Julie Myerson's first novel, Sleepwalking, cracked a taboo. It was a close-up study of a young woman having an affair with a man who was not the father of the child she was carrying. It was a frightening book and it felt real. It was hard to see what she would do next.
The Touch is a remarkable response to any such speculation. It is an assured and compassionate book. In many young writers assurance rules out compassion and compassion loosens the artistic seams, but in this book Myerson establishes a certainty of tone that is both eccentric and unaffected.
Appalling Frank Chapman, faith healer and busybody, crashing bore and incubus, lies battered on the ground. He is not, though, a victim, but the seeker of prey, or, more precisely, seeker of one over whom to pray. Poor Donna, nearly crippled by back pain, approaches, followed by her doting but desperately worried lover, Will, and her businesslike sister Gayle plus her lust-child Kitty. Before long, and very unwillingly, the "family" has been induced to allow Frank to try to heal Donna. He does.

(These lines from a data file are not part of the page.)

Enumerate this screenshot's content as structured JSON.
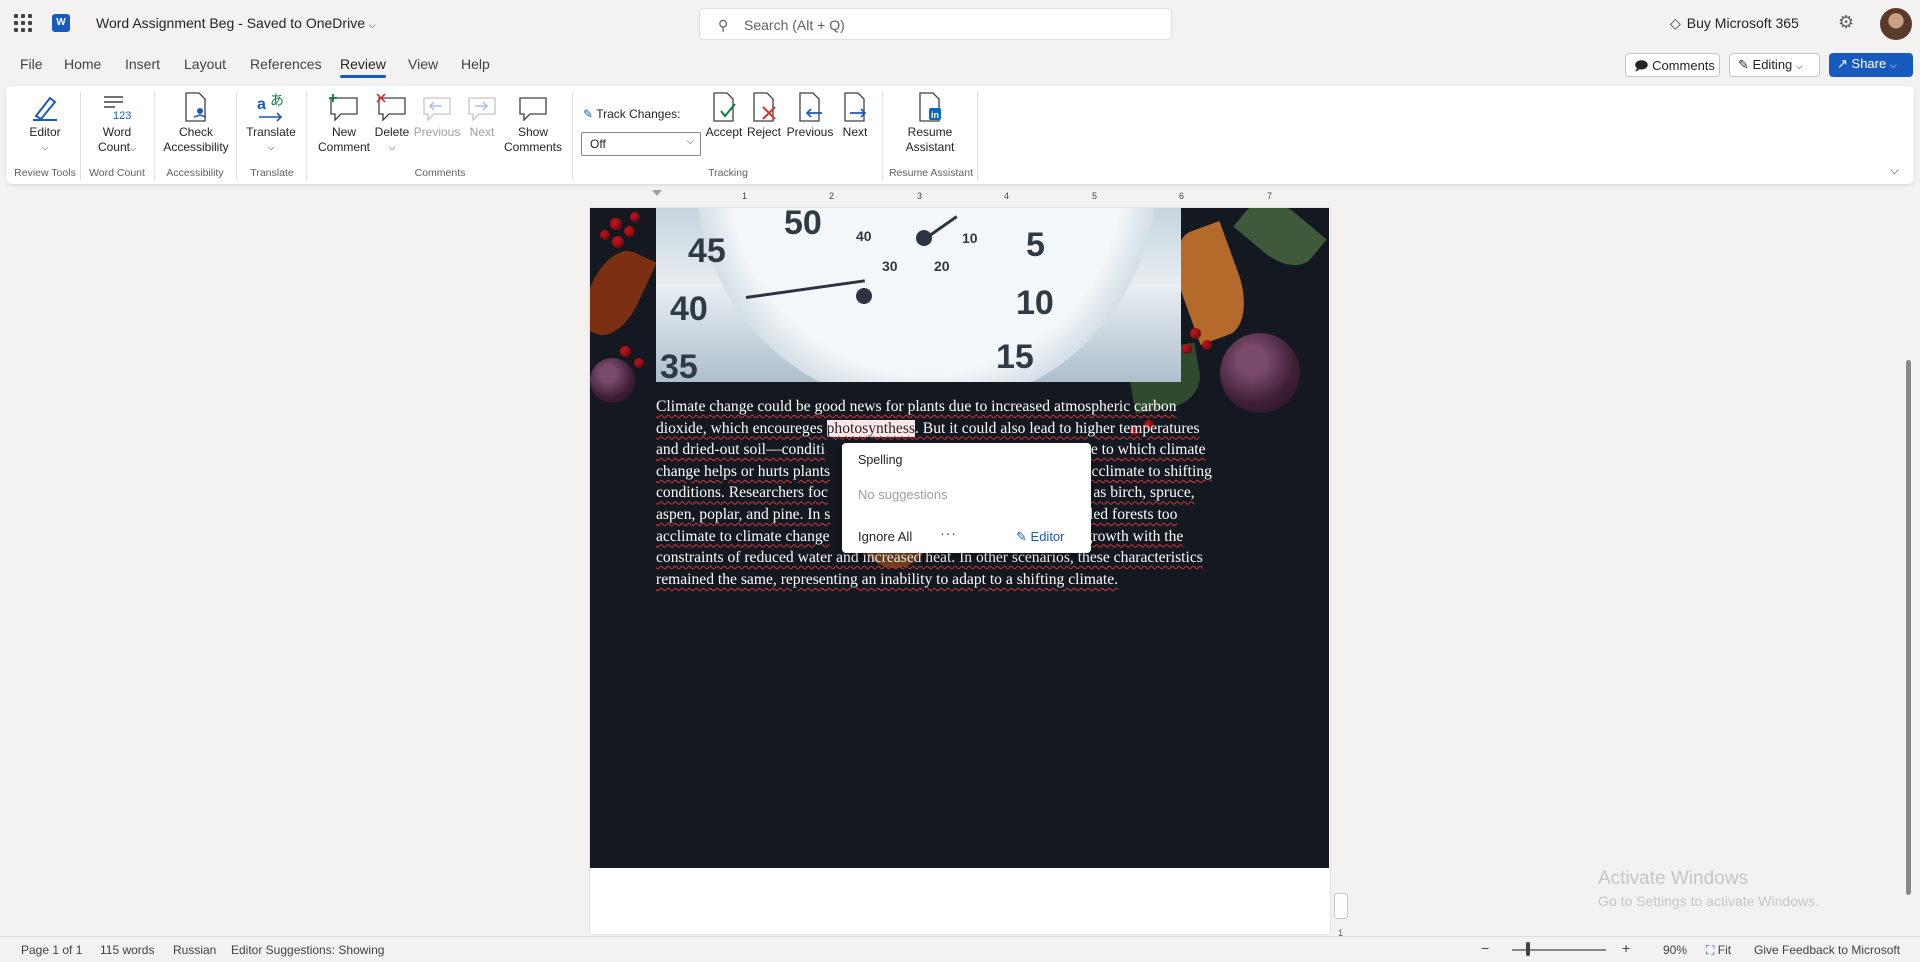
{
  "titlebar": {
    "doc_title": "Word Assignment Beg  -  Saved to OneDrive",
    "search_placeholder": "Search (Alt + Q)",
    "buy": "Buy Microsoft 365"
  },
  "menu": {
    "tabs": [
      "File",
      "Home",
      "Insert",
      "Layout",
      "References",
      "Review",
      "View",
      "Help"
    ],
    "active_tab": "Review",
    "comments_btn": "Comments",
    "editing_btn": "Editing",
    "share_btn": "Share"
  },
  "ribbon": {
    "editor": "Editor",
    "word_count_1": "Word",
    "word_count_2": "Count",
    "check_1": "Check",
    "check_2": "Accessibility",
    "translate": "Translate",
    "new_comment_1": "New",
    "new_comment_2": "Comment",
    "delete": "Delete",
    "previous_comment": "Previous",
    "next_comment": "Next",
    "show_1": "Show",
    "show_2": "Comments",
    "track_changes_label": "Track Changes:",
    "track_changes_value": "Off",
    "accept": "Accept",
    "reject": "Reject",
    "previous_change": "Previous",
    "next_change": "Next",
    "resume_1": "Resume",
    "resume_2": "Assistant",
    "groups": {
      "review_tools": "Review Tools",
      "word_count": "Word Count",
      "accessibility": "Accessibility",
      "translate": "Translate",
      "comments": "Comments",
      "tracking": "Tracking",
      "resume_assistant": "Resume Assistant"
    }
  },
  "ruler_numbers": [
    "1",
    "2",
    "3",
    "4",
    "5",
    "6",
    "7"
  ],
  "image_dial_numbers": [
    "50",
    "45",
    "40",
    "35",
    "5",
    "10",
    "15",
    "40",
    "30",
    "20",
    "10"
  ],
  "document": {
    "lines": [
      "Climate change could be good news for plants due to increased atmospheric carbon",
      "dioxide, which encoureges ",
      "photosynthess",
      ". But it could also lead to higher temperatures",
      "and dried-out soil—conditi",
      "gree to which climate",
      "change helps or hurts plants",
      "can acclimate to shifting",
      "conditions. Researchers foc",
      "uch as birch, spruce,",
      "aspen, poplar, and pine. In s",
      "abled forests too",
      "acclimate to climate change",
      "growth with the",
      "constraints of reduced water and increased heat. In other scenarios, these characteristics",
      "remained the same, representing an inability to adapt to a shifting climate."
    ]
  },
  "spelling_popup": {
    "title": "Spelling",
    "no_suggestions": "No suggestions",
    "ignore_all": "Ignore All",
    "more": "···",
    "editor": "Editor"
  },
  "page_marker": "1",
  "watermark": {
    "line1": "Activate Windows",
    "line2": "Go to Settings to activate Windows."
  },
  "status": {
    "page": "Page 1 of 1",
    "words": "115 words",
    "language": "Russian",
    "suggestions": "Editor Suggestions: Showing",
    "zoom_out": "−",
    "zoom_in": "+",
    "zoom": "90%",
    "fit": "Fit",
    "feedback": "Give Feedback to Microsoft",
    "zoom_level": 0.9
  },
  "colors": {
    "accent": "#185abd",
    "spell_underline": "#d13438"
  }
}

The effect of sudden - irrationally presented - good health upon the tight and morbidly balanced little circle is irreversible and shattering. Myerson's chosen subjects here are illness and power; later, with commendably disciplined and excitingly conveyed force, suppressed love comes to join them. As she did in her first book, Julie Myerson writes uninhibitedly about physical love, translating something of its accidences and alarms. To do so this well is not easy.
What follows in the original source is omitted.